Napoleon supposedly said that he would prefer a lucky general to a good one. Important events “hang by a hair.” My first luck was the set of chromosomes that I inherited from my parents, not to mention their contributions to my intellectual development. I was fortunate to be so bad at writing essays at school that I had to drop my favorite subject, history, and was driven into the arms of science. In James Cook, I was lucky to have a chemistry teacher, and in Simon Hardy, a lecturer in molecular genetics, whose explanations made sense.
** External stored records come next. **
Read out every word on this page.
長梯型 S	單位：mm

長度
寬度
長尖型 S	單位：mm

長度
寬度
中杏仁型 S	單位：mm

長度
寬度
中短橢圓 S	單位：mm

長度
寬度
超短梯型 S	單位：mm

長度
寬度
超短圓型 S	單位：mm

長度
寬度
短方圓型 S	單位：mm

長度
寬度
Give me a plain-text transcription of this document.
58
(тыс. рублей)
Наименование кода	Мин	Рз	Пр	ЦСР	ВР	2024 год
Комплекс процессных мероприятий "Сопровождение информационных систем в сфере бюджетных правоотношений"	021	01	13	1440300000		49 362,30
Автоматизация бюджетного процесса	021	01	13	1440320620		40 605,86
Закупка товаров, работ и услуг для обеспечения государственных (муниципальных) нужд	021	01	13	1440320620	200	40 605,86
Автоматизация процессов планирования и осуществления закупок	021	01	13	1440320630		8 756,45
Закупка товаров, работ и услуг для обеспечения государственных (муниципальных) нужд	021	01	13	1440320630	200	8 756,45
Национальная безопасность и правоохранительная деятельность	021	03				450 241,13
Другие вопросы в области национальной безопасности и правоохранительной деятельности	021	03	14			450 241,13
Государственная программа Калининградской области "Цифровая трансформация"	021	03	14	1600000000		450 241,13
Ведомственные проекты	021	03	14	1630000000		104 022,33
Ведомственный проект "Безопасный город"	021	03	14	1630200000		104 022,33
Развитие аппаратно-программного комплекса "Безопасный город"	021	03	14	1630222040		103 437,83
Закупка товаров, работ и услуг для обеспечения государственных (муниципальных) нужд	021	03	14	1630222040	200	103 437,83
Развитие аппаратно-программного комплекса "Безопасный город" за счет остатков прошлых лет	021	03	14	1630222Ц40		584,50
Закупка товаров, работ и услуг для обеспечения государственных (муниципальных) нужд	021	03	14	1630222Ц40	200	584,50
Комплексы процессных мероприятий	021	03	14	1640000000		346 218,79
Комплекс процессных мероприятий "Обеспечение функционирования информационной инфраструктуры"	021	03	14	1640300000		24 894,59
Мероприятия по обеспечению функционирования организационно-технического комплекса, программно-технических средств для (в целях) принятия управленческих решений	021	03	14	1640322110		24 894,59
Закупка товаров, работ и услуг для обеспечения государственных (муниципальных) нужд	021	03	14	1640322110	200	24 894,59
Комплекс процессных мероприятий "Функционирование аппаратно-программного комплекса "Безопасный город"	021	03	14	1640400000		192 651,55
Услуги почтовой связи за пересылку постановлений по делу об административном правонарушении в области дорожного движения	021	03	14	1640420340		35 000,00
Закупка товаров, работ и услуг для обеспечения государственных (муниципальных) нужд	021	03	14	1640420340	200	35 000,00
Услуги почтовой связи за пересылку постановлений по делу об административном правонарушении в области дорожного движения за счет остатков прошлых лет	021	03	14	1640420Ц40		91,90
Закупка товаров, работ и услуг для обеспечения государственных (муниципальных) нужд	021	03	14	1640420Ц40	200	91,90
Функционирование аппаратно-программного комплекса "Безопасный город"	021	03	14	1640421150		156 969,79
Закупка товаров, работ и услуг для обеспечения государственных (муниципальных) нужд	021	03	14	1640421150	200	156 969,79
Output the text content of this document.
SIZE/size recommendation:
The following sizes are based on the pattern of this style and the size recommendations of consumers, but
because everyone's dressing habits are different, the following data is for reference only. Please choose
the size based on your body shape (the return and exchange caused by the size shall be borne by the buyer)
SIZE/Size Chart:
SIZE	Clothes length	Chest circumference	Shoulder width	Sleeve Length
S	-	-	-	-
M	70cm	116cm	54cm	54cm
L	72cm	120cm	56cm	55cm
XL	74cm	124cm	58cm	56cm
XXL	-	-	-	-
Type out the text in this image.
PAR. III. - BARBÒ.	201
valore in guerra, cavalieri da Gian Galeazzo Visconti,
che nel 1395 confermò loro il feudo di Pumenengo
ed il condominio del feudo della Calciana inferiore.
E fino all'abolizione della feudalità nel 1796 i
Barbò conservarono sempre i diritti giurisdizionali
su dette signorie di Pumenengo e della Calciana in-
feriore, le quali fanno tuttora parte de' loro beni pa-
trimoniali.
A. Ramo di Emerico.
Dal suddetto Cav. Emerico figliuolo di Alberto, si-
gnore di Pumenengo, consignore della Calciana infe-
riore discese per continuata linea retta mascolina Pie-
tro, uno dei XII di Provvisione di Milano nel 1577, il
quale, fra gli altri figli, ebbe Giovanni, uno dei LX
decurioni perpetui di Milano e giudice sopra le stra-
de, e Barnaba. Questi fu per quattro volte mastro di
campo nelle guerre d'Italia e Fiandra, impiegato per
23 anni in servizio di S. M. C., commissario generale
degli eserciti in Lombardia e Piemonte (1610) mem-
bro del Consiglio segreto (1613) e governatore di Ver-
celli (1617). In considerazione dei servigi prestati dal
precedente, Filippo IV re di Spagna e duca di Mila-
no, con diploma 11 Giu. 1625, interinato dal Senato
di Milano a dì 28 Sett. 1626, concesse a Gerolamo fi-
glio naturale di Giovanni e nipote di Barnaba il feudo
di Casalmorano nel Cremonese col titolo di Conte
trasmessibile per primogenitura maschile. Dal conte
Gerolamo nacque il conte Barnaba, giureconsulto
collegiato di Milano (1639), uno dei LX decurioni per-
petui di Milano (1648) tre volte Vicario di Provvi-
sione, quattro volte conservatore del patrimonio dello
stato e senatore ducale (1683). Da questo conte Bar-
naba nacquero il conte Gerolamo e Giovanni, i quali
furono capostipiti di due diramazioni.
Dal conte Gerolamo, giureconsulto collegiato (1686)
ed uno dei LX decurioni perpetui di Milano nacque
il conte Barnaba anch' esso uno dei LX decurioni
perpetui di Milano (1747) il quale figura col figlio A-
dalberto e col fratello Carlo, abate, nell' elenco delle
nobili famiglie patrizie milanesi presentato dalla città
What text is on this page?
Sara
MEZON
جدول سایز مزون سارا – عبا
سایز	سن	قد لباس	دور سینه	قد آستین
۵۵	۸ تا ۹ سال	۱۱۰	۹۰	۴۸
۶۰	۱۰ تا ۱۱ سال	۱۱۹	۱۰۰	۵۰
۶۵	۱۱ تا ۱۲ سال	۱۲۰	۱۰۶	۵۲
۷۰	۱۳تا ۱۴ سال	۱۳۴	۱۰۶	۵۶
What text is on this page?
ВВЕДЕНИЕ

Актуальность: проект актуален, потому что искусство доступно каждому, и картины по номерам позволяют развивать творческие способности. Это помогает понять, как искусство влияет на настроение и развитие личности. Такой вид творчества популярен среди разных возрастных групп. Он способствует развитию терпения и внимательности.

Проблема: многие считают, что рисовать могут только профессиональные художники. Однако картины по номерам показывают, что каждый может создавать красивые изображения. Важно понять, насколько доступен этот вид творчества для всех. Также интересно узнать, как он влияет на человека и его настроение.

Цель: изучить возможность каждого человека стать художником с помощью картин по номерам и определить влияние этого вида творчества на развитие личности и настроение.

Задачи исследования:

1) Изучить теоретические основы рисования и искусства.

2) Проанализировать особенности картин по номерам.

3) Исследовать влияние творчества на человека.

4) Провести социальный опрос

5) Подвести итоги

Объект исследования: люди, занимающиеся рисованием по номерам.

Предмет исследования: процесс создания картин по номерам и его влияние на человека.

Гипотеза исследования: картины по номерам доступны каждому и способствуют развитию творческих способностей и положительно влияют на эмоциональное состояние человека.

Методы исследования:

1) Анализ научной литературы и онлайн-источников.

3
I was lucky to do my doctoral work in Mitchison’s lab, where Paul Nurse was applying genetics to study yeast cell division, giving me tools that I still use, and to witness the discovery that Cdc2 is the mitotic trigger, which forever raised my own expectations. I was lucky to work at the LMB in Cambridge, where we were expected not merely to please our peers but to explain the world, not just in terms of what we already know but in terms of what can be imagined. I was lucky to work with gifted students and postdocs, to have a long and fruitful collaboration with Jan Loewe, and to be supported by Boehringer Ingelheim, the Wellcome Trust, and Cancer Research UK. Last but not least, I was lucky to have a loving family, especially my wife, Anna, who put up with long absences in the lab and supported me throughout.